In the living condition, hygiene and healthcare are the critical day to day issues while education is a long-term matter to tackle.

The communities are aware that clean water is crucial for them, but they have to pay a higher price for clean water, either illegally or at a store. They don’t have access to clean toilets and they dispose rubbish all over the place, adding on the risk of illness and infections that can be transmitted via water or insects. When they get sick, they do not have access to public healthcare system and cannot afford private medical services.
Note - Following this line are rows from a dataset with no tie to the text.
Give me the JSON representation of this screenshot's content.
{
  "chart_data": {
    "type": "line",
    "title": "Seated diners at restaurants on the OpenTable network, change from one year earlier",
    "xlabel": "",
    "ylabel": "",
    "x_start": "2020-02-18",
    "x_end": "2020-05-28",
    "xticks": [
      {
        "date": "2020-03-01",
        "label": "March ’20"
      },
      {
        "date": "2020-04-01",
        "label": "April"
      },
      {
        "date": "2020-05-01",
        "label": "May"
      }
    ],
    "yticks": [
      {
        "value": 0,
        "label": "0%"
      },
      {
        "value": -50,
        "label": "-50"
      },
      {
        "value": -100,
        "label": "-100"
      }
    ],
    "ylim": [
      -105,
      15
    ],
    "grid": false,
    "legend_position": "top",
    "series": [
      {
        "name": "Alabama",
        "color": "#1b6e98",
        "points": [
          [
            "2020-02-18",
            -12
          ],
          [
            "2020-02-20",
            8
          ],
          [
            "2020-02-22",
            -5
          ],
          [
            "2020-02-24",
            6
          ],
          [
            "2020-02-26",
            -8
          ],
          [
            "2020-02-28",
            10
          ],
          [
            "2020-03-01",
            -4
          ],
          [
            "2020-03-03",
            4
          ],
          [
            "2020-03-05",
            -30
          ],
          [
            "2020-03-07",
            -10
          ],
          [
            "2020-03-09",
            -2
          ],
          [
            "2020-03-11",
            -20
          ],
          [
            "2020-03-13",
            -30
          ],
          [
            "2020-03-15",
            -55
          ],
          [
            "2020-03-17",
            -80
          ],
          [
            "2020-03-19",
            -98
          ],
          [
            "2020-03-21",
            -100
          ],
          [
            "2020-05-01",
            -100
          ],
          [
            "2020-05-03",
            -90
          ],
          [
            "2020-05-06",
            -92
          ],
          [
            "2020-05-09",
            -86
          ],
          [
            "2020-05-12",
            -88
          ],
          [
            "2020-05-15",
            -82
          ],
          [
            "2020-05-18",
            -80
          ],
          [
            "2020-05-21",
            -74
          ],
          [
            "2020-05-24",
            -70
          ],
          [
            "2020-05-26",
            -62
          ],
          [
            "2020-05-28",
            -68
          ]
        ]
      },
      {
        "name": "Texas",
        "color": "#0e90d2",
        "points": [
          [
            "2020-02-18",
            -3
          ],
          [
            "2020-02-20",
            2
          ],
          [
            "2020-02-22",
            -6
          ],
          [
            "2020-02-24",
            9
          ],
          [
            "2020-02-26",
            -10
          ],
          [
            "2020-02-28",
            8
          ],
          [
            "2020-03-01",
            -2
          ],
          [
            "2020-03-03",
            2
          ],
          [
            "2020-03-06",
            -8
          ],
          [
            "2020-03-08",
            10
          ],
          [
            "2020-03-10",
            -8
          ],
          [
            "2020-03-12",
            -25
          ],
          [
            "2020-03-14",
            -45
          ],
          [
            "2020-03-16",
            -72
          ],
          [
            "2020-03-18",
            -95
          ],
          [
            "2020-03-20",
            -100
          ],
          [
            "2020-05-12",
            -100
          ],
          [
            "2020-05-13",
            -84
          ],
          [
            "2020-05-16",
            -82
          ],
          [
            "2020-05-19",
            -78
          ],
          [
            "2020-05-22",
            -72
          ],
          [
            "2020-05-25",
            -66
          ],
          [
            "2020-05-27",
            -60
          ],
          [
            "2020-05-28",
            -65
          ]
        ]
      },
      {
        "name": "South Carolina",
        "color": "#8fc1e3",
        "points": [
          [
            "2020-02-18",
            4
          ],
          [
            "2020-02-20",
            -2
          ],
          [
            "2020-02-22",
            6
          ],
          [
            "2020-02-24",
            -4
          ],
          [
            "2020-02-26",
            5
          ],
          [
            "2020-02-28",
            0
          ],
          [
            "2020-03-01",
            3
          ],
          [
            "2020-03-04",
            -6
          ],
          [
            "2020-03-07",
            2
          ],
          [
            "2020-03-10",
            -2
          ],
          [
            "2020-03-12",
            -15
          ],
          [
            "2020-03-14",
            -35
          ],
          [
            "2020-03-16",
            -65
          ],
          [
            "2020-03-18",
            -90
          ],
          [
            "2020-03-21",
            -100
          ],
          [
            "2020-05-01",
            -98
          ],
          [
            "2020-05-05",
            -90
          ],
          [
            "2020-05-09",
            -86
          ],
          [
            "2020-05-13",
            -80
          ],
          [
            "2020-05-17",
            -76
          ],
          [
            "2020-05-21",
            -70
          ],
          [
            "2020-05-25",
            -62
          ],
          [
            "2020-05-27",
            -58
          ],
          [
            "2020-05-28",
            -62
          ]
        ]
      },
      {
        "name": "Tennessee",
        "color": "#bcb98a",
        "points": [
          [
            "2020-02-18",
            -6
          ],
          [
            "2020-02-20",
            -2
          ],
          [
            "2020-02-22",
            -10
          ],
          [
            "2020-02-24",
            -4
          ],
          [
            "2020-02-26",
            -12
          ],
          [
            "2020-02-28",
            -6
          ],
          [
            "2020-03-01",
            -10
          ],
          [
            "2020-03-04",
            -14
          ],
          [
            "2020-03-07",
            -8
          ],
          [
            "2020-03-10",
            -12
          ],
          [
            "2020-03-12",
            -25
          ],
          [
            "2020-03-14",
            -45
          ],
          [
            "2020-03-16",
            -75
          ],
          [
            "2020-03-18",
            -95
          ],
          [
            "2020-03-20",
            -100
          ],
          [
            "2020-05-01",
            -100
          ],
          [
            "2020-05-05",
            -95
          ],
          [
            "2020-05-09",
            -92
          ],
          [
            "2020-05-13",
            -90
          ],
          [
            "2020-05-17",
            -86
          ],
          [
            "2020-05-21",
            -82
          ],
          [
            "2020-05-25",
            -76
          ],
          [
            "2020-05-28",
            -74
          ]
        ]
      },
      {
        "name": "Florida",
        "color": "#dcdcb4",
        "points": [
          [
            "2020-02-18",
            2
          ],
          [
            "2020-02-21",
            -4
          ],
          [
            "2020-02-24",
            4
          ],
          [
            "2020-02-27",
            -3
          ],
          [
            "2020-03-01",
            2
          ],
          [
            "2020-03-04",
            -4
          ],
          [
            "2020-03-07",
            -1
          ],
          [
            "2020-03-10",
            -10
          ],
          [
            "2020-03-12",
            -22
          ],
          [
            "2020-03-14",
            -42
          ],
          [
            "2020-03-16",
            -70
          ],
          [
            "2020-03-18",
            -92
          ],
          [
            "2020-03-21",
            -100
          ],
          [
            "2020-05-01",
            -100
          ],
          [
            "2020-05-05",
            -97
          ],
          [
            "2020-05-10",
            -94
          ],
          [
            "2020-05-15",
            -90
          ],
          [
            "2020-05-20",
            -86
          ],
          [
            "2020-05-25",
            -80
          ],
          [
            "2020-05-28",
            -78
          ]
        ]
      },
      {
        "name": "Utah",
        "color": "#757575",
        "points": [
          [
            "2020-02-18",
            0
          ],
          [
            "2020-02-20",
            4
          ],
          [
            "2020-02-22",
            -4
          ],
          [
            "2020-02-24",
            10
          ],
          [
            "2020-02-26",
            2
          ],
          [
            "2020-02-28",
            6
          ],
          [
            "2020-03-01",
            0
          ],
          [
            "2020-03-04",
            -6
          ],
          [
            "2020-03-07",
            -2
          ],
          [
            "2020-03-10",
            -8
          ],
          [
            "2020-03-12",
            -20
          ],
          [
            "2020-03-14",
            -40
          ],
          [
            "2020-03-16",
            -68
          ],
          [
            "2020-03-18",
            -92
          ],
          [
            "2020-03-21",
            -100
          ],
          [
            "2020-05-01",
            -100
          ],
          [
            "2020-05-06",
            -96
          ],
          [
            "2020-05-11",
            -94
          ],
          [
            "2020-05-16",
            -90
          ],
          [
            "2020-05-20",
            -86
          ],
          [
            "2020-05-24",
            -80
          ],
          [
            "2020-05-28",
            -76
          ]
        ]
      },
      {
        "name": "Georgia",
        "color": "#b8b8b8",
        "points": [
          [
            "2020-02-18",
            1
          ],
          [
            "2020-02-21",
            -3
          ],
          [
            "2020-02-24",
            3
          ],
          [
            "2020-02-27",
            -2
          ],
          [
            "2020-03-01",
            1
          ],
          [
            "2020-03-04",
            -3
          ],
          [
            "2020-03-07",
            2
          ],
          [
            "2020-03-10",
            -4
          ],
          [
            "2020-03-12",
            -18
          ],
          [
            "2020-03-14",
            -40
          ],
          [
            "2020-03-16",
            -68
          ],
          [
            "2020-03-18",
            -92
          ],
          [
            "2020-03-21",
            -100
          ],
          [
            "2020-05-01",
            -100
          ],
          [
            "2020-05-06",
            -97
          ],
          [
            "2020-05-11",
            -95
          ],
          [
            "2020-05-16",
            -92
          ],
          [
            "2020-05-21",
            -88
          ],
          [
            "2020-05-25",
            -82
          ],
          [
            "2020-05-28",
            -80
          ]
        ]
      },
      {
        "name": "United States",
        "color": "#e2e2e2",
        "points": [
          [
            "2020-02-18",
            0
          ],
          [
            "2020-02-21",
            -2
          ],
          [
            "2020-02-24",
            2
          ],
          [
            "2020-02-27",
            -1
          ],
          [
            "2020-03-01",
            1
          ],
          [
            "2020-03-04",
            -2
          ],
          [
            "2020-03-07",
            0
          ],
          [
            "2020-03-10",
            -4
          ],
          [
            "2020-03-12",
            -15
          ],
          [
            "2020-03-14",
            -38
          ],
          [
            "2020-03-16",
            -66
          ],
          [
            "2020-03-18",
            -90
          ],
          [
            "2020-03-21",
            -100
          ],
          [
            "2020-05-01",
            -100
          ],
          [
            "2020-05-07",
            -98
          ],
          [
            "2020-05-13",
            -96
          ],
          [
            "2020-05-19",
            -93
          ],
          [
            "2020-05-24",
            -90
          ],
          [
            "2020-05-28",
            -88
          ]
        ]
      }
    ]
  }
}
The education issue isn’t just about the access to school but the willingness of the parents to send their children to school. In the long run, uneducated children will lead to a less competitive generation.  At the same time, the root cause of their issues is due to the lack of official documents needed as identifications for enrolment in schools. Stories of stateless people getting caught and being put into detention centres by the authorities are common in the community. Some of the officials ask for money in return for the release.

Their stateless identity makes their lives tough in many ways. With that in their mind, they are taught to marry someone possessing proper documents so that their children can be legalized. However, this does not resolve the statelessness and other poverty related issues.

The statelessness is always a hot topic during the state elections. Every party will promise to resolve this issue in some ways, either by deporting them or to legalize them. The voters have different reactions towards the solutions mooted and it seems none of the solutions are satisfactory. Until now, this issue remains unresolved. Many NGOs came to help, but the outcome has not been effective. This issue gets more complex as the day goes by as it is impossible to have a perfect solution. It is more like a wound that needs to be healed, and through it all, love, care and efforts are necessary to ease the pain.